Monday, June 26, 2023

3 Courts Rule on Claims for Religious Exemptions from Covid Vaccine Mandates

Last week, federal district courts in three states handed down decisions in cases in which a former employee was suing his or her employer for refusing to provide them with a religious exemption from the employer's Covid vaccine mandate.

In Crocker v. Austin, (WD LA, June 22, 2023) a Louisiana federal district court dismissed as moot a suit for injunctive relief brought by seven military service members who faced involuntary separation from the Air Force when they filed suit. However, in January 2023 the military rescinded the vaccine mandate and updated personnel records to remove any adverse actions associated with the denial of requested exemptions. Any remaining suit for damages falls under the Tucker Act and must be brought in the Court of Federal Claims.

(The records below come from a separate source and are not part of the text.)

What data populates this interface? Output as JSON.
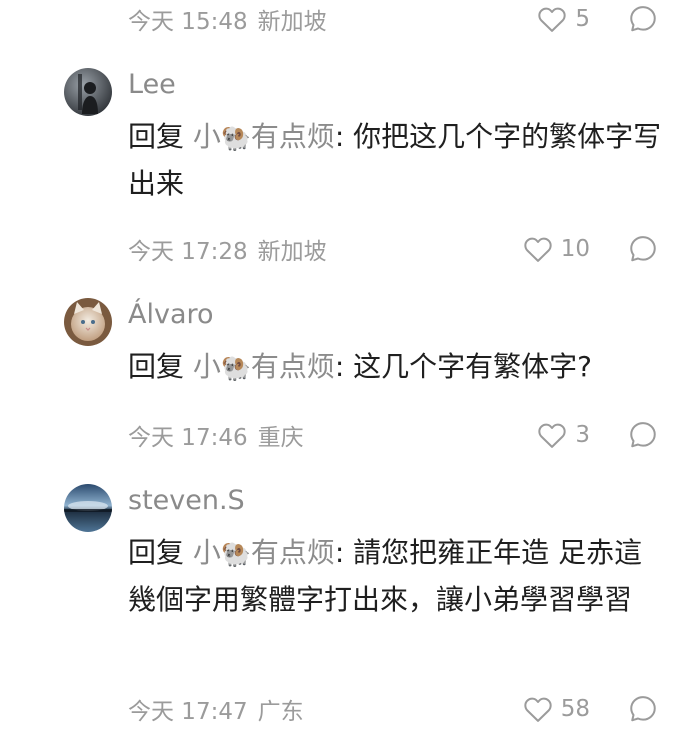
{
  "top_meta": {
    "time": "今天 15:48",
    "location": "新加坡",
    "likes": "5"
  },
  "comments": [
    {
      "username": "Lee",
      "reply_prefix": "回复",
      "mention_name": "小",
      "mention_emoji": "🐏",
      "mention_suffix": "有点烦",
      "text": ": 你把这几个字的繁体字写出来",
      "time": "今天 17:28",
      "location": "新加坡",
      "likes": "10"
    },
    {
      "username": "Álvaro",
      "reply_prefix": "回复",
      "mention_name": "小",
      "mention_emoji": "🐏",
      "mention_suffix": "有点烦",
      "text": ": 这几个字有繁体字?",
      "time": "今天 17:46",
      "location": "重庆",
      "likes": "3"
    },
    {
      "username": "steven.S",
      "reply_prefix": "回复",
      "mention_name": "小",
      "mention_emoji": "🐏",
      "mention_suffix": "有点烦",
      "text": ": 請您把雍正年造 足赤這幾個字用繁體字打出來，讓小弟學習學習",
      "time": "今天 17:47",
      "location": "广东",
      "likes": "58"
    }
  ],
  "icons": {
    "like": "heart-outline-icon",
    "reply": "speech-bubble-icon"
  },
  "colors": {
    "meta_text": "#9b9b9b",
    "username": "#8a8a8a",
    "body_text": "#1f1f1f"
  }
}
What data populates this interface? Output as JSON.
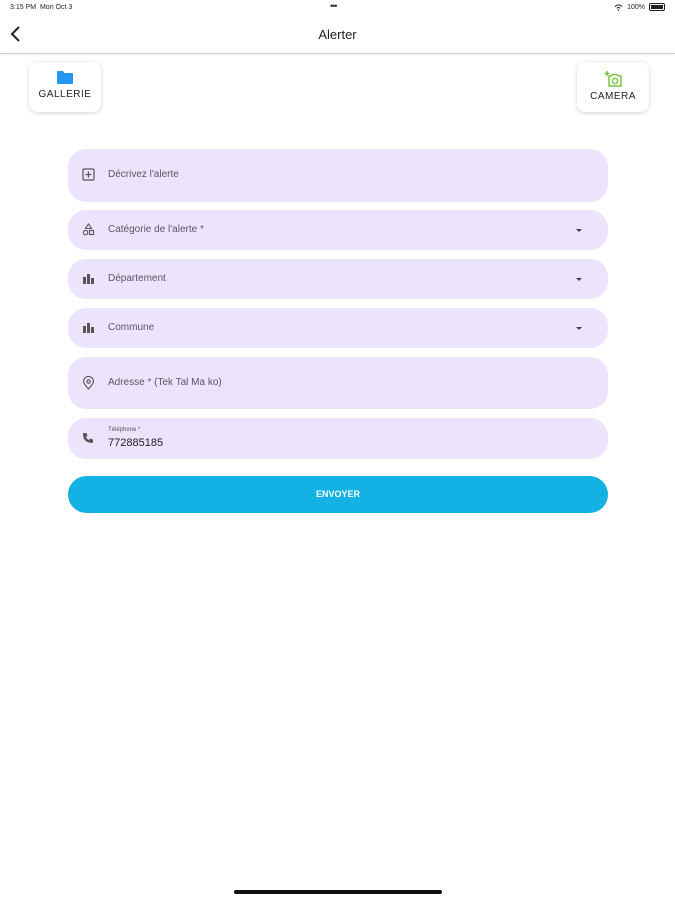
{
  "status_bar": {
    "time": "3:15 PM",
    "date": "Mon Oct 3",
    "dots": "•••",
    "battery": "100%"
  },
  "header": {
    "title": "Alerter",
    "back_icon": "chevron-left-icon"
  },
  "media": {
    "gallery": {
      "label": "GALLERIE",
      "icon": "folder-icon",
      "color": "#2196f3"
    },
    "camera": {
      "label": "CAMERA",
      "icon": "add-photo-icon",
      "color": "#7cc142"
    }
  },
  "form": {
    "description": {
      "placeholder": "Décrivez l'alerte",
      "icon": "add-box-icon"
    },
    "category": {
      "placeholder": "Catégorie de l'alerte *",
      "icon": "category-icon"
    },
    "department": {
      "placeholder": "Département",
      "icon": "buildings-icon"
    },
    "commune": {
      "placeholder": "Commune",
      "icon": "buildings-icon"
    },
    "address": {
      "placeholder": "Adresse * (Tek Tal Ma ko)",
      "icon": "location-icon"
    },
    "phone": {
      "label": "Téléphone *",
      "value": "772885185",
      "icon": "phone-icon"
    }
  },
  "submit": {
    "label": "ENVOYER",
    "color": "#13b1e4"
  },
  "colors": {
    "field_bg": "#ece3fc"
  }
}
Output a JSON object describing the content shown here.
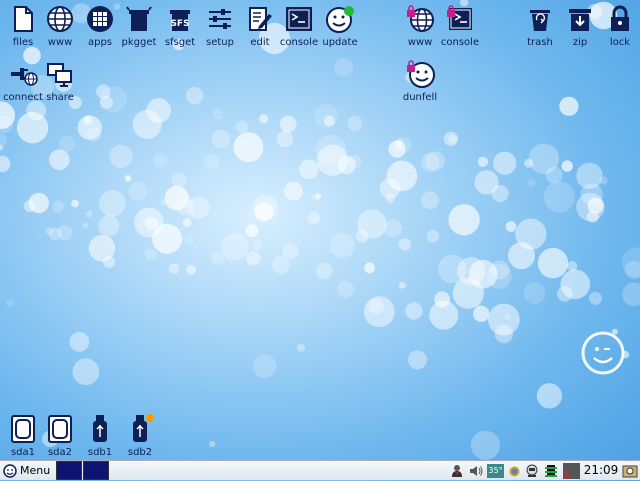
{
  "desktop": {
    "icons_top": [
      {
        "label": "files",
        "icon": "file-icon"
      },
      {
        "label": "www",
        "icon": "globe-icon"
      },
      {
        "label": "apps",
        "icon": "apps-grid-icon"
      },
      {
        "label": "pkgget",
        "icon": "package-box-icon"
      },
      {
        "label": "sfsget",
        "icon": "sfs-box-icon"
      },
      {
        "label": "setup",
        "icon": "sliders-icon"
      },
      {
        "label": "edit",
        "icon": "edit-pencil-icon"
      },
      {
        "label": "console",
        "icon": "terminal-icon"
      },
      {
        "label": "update",
        "icon": "smiley-update-icon"
      },
      {
        "label": "www",
        "icon": "locked-globe-icon"
      },
      {
        "label": "console",
        "icon": "locked-terminal-icon"
      },
      {
        "label": "trash",
        "icon": "trash-icon"
      },
      {
        "label": "zip",
        "icon": "zip-download-icon"
      },
      {
        "label": "lock",
        "icon": "padlock-icon"
      }
    ],
    "icons_row2": [
      {
        "label": "connect",
        "icon": "network-connect-icon"
      },
      {
        "label": "share",
        "icon": "share-monitors-icon"
      },
      {
        "label": "dunfell",
        "icon": "locked-smiley-icon"
      }
    ],
    "drives": [
      {
        "label": "sda1",
        "icon": "drive-icon"
      },
      {
        "label": "sda2",
        "icon": "drive-icon"
      },
      {
        "label": "sdb1",
        "icon": "usb-drive-icon"
      },
      {
        "label": "sdb2",
        "icon": "usb-drive-mounted-icon"
      }
    ]
  },
  "taskbar": {
    "menu_label": "Menu",
    "workspaces": 2,
    "temperature": "35°",
    "clock": "21:09"
  },
  "colors": {
    "icon_navy": "#0d1f57",
    "workspace_active": "#0c1470",
    "update_badge": "#22bb33",
    "mount_badge": "#ff9900"
  }
}
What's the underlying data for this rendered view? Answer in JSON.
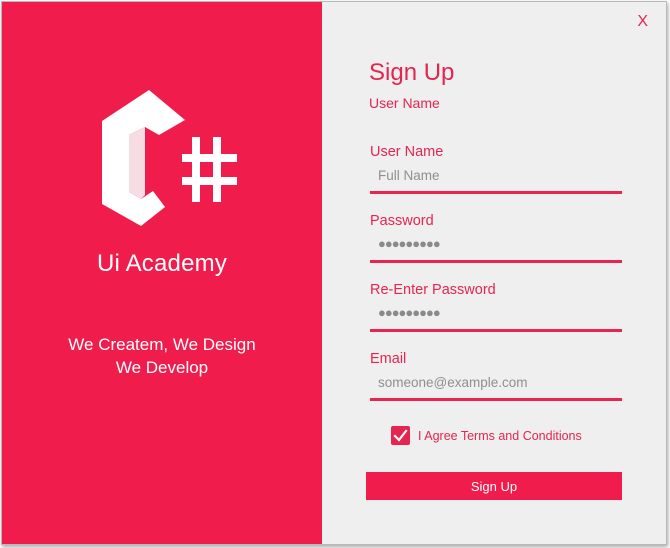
{
  "branding": {
    "logo_text": "C#",
    "name": "Ui Academy",
    "tagline_line1": "We Createm, We Design",
    "tagline_line2": "We Develop"
  },
  "window": {
    "close_label": "X"
  },
  "form": {
    "title": "Sign Up",
    "subtitle": "User Name",
    "fields": {
      "username": {
        "label": "User Name",
        "placeholder": "Full Name",
        "value": ""
      },
      "password": {
        "label": "Password",
        "value": "●●●●●●●●●"
      },
      "reenter_password": {
        "label": "Re-Enter Password",
        "value": "●●●●●●●●●"
      },
      "email": {
        "label": "Email",
        "placeholder": "someone@example.com",
        "value": ""
      }
    },
    "terms": {
      "label": "I Agree Terms and Conditions",
      "checked": true
    },
    "submit_label": "Sign Up"
  },
  "colors": {
    "accent": "#f01c4c",
    "panel_background": "#efefef",
    "text_on_accent": "#ffffff"
  }
}
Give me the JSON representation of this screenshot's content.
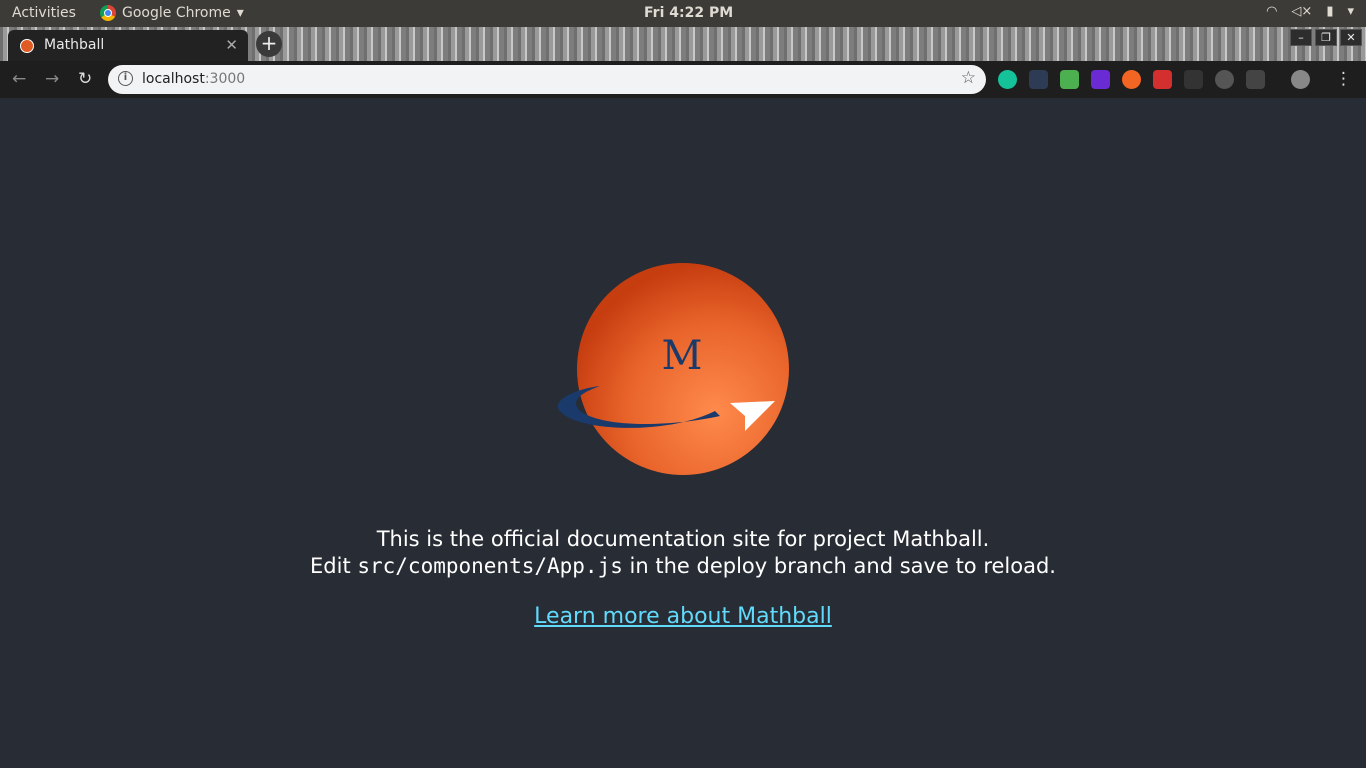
{
  "system": {
    "activities": "Activities",
    "app_name": "Google Chrome",
    "clock": "Fri  4:22 PM"
  },
  "browser": {
    "tab_title": "Mathball",
    "url_host": "localhost",
    "url_port": ":3000"
  },
  "page": {
    "logo_letter": "M",
    "line1": "This is the official documentation site for project Mathball.",
    "line2_prefix": "Edit ",
    "line2_code": "src/components/App.js",
    "line2_suffix": " in the deploy branch and save to reload.",
    "link_text": "Learn more about Mathball"
  },
  "colors": {
    "background": "#282c34",
    "link": "#61dafb",
    "ball": "#e8632a",
    "orbit": "#1a3a6b"
  }
}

In Leek v. Lehigh Valley Health Network, (ED PA, June 23, 2023), a Pennsylvania federal district court refused to dismiss a Title VII religious discrimination claim filed by a nurse who was denied religious exemptions from a hospital's requirement to receive Covid and influenza vaccines. The hospital claimed that the nurse's objections were not religious in nature. The court held that the nurse's belief that chemical injections may make her body impure in the eyes of the Lord, and her objections to some vaccines because they were developed using aborted fetal cells, are both religious objections.  The fact that some of her other objections were more medical or political did not negate the presence of religious objections.

In Algarin v. NYC Health + Hospitals Corp., (SD NY, June 23, 2023), a New York federal district court dismissed claims by an Internet technology professional at a health care facility that denial of his request for a religious exemption from the state's Covid vaccine mandate violated Title VII and the New York State and City Human Rights Laws. The court disagreed, holding that requiring the employer to violate a state rule would place an undue burden on the employer. The court also rejected plaintiff's 1st Amendment free exercise claim, finding that the vaccine mandate was a neutral law of general applicability.